In this paper, we investigate the security provided by iterative non-injective functions. We introduce the Collision Probabilities Spectrum (CPS) to quantify how far from a permutation a function is. In particular, we show that the size of the iterated image of such a function decreases linearly with the number of iterations and that collision trees of quadratic size appear.

We discuss the influence of the CPS over collision search efficiency by connecting it with the function's balance. We then show that the security of a so-called T-Sponge is only marginally impacted by the number of collisions occurring because of the update function. However, the loss of entropy in the update function can lead to a greatly simplified preimage search for a particular family of messages if the rate is small.
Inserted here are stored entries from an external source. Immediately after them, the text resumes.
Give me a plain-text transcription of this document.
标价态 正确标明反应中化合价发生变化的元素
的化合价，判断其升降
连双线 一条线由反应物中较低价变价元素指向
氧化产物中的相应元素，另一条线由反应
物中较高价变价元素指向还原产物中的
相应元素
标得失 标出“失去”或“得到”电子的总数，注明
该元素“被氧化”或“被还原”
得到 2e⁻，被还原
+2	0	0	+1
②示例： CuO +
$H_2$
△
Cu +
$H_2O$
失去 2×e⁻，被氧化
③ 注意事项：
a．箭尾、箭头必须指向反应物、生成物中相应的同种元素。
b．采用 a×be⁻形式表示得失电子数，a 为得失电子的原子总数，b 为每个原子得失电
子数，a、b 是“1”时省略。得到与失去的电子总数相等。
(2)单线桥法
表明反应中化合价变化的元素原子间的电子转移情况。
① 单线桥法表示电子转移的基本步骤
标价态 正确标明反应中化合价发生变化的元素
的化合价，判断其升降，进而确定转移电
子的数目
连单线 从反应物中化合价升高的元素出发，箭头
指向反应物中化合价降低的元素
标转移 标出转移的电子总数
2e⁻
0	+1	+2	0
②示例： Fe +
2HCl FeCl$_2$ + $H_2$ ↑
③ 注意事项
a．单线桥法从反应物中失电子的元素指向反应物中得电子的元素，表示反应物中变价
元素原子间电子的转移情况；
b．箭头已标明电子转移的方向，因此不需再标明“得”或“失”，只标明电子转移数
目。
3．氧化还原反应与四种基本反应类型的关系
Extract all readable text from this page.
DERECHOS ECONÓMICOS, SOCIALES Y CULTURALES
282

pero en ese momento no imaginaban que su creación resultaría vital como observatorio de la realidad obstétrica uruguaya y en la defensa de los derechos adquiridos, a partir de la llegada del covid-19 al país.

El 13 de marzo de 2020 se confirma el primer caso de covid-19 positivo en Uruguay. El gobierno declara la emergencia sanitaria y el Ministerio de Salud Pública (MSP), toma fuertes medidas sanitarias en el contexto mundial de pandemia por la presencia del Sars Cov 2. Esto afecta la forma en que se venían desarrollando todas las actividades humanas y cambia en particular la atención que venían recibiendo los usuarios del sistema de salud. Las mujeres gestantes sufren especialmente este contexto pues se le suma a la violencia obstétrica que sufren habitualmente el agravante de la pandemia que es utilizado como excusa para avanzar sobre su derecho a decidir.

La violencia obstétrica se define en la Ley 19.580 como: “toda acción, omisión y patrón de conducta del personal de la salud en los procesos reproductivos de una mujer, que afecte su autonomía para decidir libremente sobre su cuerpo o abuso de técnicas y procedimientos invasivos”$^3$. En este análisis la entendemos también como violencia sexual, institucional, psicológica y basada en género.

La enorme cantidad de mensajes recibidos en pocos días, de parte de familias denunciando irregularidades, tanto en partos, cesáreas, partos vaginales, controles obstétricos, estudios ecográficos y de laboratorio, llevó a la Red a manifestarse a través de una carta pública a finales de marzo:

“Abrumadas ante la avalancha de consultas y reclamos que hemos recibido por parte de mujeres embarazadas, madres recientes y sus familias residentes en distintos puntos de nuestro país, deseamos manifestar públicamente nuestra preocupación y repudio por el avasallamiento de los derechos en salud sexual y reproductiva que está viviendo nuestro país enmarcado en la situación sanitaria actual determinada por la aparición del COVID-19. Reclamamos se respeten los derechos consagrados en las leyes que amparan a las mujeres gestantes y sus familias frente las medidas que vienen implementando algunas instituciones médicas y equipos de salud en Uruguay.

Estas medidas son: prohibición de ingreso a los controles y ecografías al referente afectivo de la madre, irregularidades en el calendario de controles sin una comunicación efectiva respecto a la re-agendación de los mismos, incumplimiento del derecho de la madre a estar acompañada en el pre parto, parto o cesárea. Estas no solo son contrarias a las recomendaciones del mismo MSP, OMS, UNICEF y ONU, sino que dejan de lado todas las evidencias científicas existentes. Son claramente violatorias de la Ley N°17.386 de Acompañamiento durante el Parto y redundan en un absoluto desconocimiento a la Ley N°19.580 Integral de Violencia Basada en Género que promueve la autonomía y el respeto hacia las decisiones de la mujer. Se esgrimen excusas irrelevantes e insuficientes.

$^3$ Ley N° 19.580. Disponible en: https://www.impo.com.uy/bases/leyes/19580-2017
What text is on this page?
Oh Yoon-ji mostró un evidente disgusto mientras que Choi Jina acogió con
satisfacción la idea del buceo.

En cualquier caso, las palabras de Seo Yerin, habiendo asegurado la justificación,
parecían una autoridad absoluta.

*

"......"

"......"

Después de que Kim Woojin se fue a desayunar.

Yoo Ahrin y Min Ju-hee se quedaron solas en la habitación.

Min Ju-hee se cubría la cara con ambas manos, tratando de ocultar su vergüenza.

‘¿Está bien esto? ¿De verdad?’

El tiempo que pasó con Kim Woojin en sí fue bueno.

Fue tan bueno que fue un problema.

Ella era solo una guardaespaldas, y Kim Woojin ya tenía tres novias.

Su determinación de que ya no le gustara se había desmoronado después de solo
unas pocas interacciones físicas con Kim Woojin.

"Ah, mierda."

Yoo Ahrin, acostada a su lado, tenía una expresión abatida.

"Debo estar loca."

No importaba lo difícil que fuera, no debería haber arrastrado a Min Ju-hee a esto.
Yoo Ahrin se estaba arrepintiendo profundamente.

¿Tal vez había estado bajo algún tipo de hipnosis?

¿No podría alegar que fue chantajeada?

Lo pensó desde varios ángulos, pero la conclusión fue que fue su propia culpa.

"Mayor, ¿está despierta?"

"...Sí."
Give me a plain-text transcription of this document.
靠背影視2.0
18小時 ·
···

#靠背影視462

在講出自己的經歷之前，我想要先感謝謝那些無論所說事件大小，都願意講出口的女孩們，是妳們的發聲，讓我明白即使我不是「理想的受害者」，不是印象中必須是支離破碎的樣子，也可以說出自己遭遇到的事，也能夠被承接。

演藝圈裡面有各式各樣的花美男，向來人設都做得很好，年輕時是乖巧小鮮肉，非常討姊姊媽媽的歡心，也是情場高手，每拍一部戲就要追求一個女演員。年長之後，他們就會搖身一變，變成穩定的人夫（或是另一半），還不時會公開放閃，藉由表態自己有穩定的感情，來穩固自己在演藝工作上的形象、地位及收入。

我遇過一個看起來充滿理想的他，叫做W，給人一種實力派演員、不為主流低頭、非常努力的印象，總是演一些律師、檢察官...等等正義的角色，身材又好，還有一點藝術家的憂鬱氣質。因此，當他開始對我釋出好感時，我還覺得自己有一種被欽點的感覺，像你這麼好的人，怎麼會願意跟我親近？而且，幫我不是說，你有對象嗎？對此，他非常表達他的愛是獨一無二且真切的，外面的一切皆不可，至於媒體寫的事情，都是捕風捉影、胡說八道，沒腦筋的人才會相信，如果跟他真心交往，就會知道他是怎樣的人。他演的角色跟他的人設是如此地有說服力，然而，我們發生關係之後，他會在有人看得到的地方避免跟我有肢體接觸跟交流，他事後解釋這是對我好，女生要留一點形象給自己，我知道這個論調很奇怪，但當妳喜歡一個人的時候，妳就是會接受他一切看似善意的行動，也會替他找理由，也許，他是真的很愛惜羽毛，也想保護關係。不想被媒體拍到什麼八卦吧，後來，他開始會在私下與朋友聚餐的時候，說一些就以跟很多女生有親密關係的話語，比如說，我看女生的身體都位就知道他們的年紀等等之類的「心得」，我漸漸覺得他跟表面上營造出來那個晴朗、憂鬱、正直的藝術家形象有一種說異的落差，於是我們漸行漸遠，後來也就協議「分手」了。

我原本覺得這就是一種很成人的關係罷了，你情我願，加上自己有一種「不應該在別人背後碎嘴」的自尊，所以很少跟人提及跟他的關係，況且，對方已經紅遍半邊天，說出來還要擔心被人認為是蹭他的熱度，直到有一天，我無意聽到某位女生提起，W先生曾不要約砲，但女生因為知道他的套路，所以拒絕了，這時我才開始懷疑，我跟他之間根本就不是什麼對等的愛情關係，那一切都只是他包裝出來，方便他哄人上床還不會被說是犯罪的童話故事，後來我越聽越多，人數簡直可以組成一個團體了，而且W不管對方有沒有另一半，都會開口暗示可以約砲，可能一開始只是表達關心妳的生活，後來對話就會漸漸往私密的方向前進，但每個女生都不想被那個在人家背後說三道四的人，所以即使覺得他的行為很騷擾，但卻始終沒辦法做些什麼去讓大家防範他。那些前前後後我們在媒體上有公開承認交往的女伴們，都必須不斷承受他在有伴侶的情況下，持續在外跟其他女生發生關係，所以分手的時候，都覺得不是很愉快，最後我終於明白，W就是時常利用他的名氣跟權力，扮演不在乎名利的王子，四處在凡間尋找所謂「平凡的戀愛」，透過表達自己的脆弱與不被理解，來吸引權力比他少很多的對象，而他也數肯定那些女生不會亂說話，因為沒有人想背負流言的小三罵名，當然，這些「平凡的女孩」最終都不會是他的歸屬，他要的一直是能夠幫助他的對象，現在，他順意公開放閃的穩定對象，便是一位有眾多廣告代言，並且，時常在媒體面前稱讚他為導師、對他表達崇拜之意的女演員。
Consequences of the entropy loss when duplexing the sponge to provide one-pass authenticated encryption and for Davies-Meyer construction are also studied.

Finally, we use a heuristic method to estimate the CPS of the update function of GLUON-64. Applying our results, we prove for instance that if a message is only known to end with a sequence of 1 Mb (respectively 1 Gb) of zero bytes, then it is possible to find a preimage for its digest in time $2^{115.3}$ (respectively $2^{105.3}$) instead of $2^{128}$.